Several of the 2020 Democratic presidential contenders have embraced efforts to ban fracking entirely — a departure from the party’s past support for the practice. Democrats have said such a ban is an important part of addressing climate change and curbing fossil fuel use.
Sen. Bernie Sanders (I-Vt.) at the CNN climate town halls in September pledged a ban on fracking on private and public lands (Climatewire, Sept. 9), and Sen. Elizabeth Warren (D-Mass.) followed, pledging on Twitter that she’d "ban fracking — everywhere."
More centrist candidates, including Biden, have declined to go that far.
Biden, who campaigned in his hometown of Scranton, Pa., hours before Trump arrived in the state, accused the president of catering to the wealthy.
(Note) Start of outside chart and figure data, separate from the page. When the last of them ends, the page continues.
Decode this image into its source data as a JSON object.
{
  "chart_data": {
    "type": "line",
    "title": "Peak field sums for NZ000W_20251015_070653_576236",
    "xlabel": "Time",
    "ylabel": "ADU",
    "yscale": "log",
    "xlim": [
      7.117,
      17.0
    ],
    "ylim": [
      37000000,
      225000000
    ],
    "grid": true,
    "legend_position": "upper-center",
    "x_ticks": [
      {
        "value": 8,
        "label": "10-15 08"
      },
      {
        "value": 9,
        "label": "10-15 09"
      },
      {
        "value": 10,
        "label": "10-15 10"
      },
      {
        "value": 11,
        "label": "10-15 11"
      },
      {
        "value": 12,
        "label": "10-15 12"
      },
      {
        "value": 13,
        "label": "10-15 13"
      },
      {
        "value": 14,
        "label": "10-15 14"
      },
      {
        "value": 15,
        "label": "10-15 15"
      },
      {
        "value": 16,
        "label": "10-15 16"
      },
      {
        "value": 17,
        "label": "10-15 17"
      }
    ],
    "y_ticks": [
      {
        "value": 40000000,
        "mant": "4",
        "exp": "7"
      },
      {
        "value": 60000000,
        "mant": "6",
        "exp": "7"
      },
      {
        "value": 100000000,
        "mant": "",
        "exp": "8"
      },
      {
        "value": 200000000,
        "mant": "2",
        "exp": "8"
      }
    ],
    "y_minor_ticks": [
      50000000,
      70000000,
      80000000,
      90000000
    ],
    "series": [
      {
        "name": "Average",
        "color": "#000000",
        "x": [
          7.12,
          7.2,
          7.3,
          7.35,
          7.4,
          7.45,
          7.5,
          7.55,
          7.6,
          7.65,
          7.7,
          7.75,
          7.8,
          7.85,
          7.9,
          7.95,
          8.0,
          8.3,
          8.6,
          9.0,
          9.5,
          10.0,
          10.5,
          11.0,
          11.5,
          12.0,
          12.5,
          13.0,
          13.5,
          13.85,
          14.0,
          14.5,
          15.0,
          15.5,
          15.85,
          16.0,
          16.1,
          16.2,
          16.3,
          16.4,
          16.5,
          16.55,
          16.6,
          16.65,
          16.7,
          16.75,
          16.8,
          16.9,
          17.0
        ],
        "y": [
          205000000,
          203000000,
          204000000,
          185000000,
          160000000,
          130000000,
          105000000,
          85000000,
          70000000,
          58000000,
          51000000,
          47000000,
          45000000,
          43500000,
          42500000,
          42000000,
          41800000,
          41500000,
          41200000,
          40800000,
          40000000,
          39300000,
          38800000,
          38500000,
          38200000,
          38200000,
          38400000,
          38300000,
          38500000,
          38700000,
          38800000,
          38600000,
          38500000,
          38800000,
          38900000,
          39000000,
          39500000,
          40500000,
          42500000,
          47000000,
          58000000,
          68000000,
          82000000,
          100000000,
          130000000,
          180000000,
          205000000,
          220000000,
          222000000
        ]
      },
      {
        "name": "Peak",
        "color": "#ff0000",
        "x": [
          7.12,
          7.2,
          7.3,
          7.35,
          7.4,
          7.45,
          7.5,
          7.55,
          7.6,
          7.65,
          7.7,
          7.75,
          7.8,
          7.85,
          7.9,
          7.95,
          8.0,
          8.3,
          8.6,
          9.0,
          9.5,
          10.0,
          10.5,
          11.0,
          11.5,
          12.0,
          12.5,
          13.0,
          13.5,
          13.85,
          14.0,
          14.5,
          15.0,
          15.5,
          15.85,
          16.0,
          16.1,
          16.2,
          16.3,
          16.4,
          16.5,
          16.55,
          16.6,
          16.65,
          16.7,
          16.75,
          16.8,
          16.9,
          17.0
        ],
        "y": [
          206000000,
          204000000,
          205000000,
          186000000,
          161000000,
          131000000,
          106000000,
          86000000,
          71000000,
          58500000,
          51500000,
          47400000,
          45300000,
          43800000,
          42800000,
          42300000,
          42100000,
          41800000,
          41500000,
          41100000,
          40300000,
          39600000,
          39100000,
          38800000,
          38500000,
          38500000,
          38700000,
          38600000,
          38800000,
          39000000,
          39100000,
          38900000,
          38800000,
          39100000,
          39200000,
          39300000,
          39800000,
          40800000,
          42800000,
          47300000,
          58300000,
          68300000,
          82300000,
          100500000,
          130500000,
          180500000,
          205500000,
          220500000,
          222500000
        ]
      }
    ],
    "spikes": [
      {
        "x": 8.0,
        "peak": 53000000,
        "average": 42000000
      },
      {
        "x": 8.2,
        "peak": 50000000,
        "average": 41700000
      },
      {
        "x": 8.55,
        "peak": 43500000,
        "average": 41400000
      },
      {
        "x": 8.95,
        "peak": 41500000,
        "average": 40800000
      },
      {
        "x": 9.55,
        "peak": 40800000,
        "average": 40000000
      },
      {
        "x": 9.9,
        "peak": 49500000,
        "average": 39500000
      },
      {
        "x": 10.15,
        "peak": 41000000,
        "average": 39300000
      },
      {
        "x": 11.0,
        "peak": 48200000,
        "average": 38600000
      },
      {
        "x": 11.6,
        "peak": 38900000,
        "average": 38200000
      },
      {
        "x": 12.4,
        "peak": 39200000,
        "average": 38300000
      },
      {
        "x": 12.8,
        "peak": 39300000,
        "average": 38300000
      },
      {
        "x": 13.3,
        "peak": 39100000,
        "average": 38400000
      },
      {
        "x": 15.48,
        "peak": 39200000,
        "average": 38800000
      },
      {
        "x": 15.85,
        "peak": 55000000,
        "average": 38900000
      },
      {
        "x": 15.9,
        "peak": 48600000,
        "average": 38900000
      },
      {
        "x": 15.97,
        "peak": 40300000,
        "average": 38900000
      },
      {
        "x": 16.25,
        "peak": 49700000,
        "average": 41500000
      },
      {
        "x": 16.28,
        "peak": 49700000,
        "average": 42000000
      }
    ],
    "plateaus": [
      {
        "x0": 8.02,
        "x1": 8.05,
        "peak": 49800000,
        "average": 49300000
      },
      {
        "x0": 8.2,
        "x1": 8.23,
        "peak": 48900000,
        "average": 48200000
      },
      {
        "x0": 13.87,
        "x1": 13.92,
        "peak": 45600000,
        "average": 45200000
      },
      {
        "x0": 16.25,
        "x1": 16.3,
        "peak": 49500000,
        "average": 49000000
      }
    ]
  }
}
"If you’re going to restore the middle class, we need to start to reward work again, not just wealth," Biden said.
He also criticized Trump for pulling out of the Paris climate change accord, saying the United States needs to "lead by example" to counter what Biden called "the greatest threat that we’ve ever seen to humanity."
Biden pledged that his first act as president would be to rejoin the accord and said he’d invite leaders of the 173 countries that have signed the pledge to Washington "to up the ante of what they promised to do and hold them accountable."
Biden didn’t mention fracking but said his plans would include cutting carbon "by an enormous amount" and making a "historic investment in clean energy research and technology."
A poll last month by the Republican public affairs firm Firehouse Strategies and 0ptimus found Trump’s approval rating underwater in the state.
Only 43% of Pennsylvania voters approved of his job performance in the September survey.
The same poll found him trailing the three leading Democratic candidates, though within the poll’s margin of error.
Biden led Trump 45% to 41%, Sanders leads 44% to 42%, while Warren held a 43% to 41% lead — within the poll’s margin of error of plus or minus 4.2 percentage points.
Trump was introduced by Harold Hamm, CEO of the oil and natural gas producer Continental Resources Inc., a vocal Trump supporter who advised him on energy matters during the 2016 campaign.